I suggest your brother talk to his PD and try to mend the relationship. Most PDs are excellent attorneys but a little pressed for time. If your brother insists politely he may get more aggressive representation.
You do not need to keep any appointment you have made with the police for questioning. These "informational" meetings are always deceptively arranged to set you up. Keep your mouth shut. If you get arrested or charged ask for the public defender. Under no circumstances should you make voluntary statements to the police.
I practice in CA. When a case is over the term used re the bail bondsman is that the bail is exonerated. That means he has no future liability on your bond. This would not have happened unless your case were dismissed or no charges filed. It is possible the bail bondsman found out before your attorney but call your attorney and have a heart to heart with him.
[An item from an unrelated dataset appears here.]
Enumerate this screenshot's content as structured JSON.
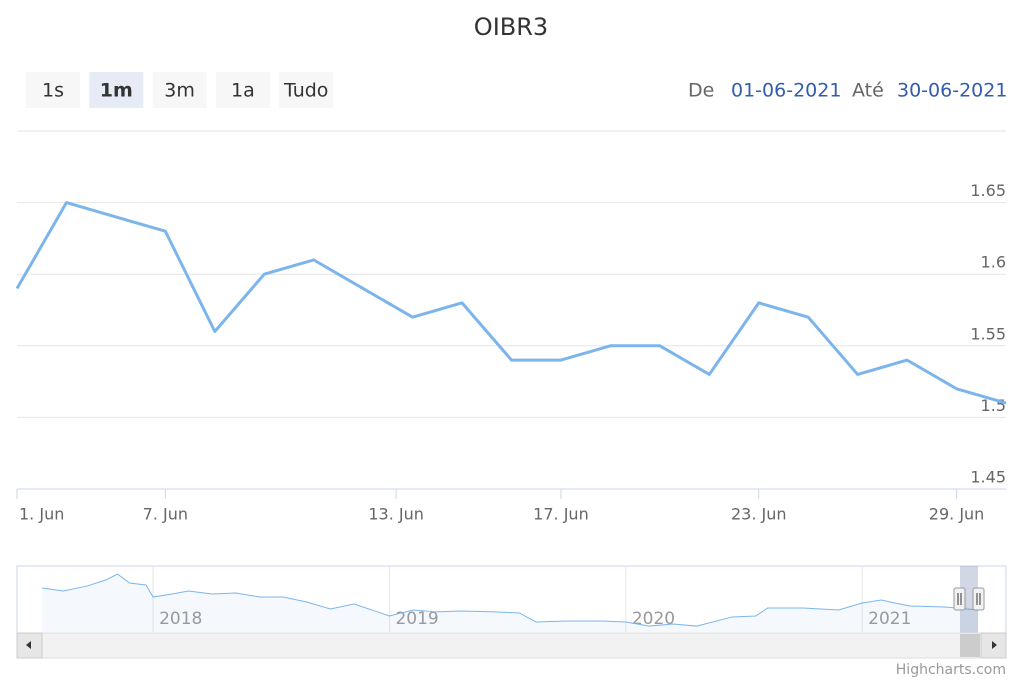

There is a small group of defense lawyers that handle most of the homicides in SF. However, that said, hiring one or two of them does not guarantee a good result. Most of this group considers it a win if they avoid the death penalty even though the client gets life w/o parole. I would not ask a Berkeley professor as he is unlikely to low much about this group. Ask around and you will find out who they are. Do NOT tell them money is no object; negotiate a fair and reasonable price.
No that does not fall under AB109. VC 23550.5 which applies to your situation punishes a felony DUI picked up within 10 years of another felony DUI punishable either by state prison or up to one year in county jail. Your license will also be suspended as an habitual traffic offender for 3 years.
Appeals are generally limited to questions of law, that is, mistakes made by the judge or prosecutor. It is possible to appeal where there is no evidence to support the verdict but in general an appellate court will not overturn the decision of the jury. BTW because of a new case they often have to drop the (a) count; the (b) count actually has more serious consequences.
You do need to hire a lawyer or ask for the public defender. That said, it is not necessary that you left the store for the charge to stick. Any act of dominion or control over the store's property all do whether you walked past the cash registers or not. For commercial burglary the People will have to prove that you entered the store with the intent to commit larceny. This is a more difficult burden than is sometims thought.
Juvenile hall has not inferred with your graduation but your behavior certainly has. You are entitled to an attorney in this matter so at your first hearing ask for the public defender to be appointed.
The number would not be written on the bag but the drug would have to be in a police evidence envelope marked with identification numbers and signed by a police officer w/i the chain of custody. If you had the dope and walked across the street with it that's transporting; if it was more than you could personally use than it was for sale. Time to lawyer up.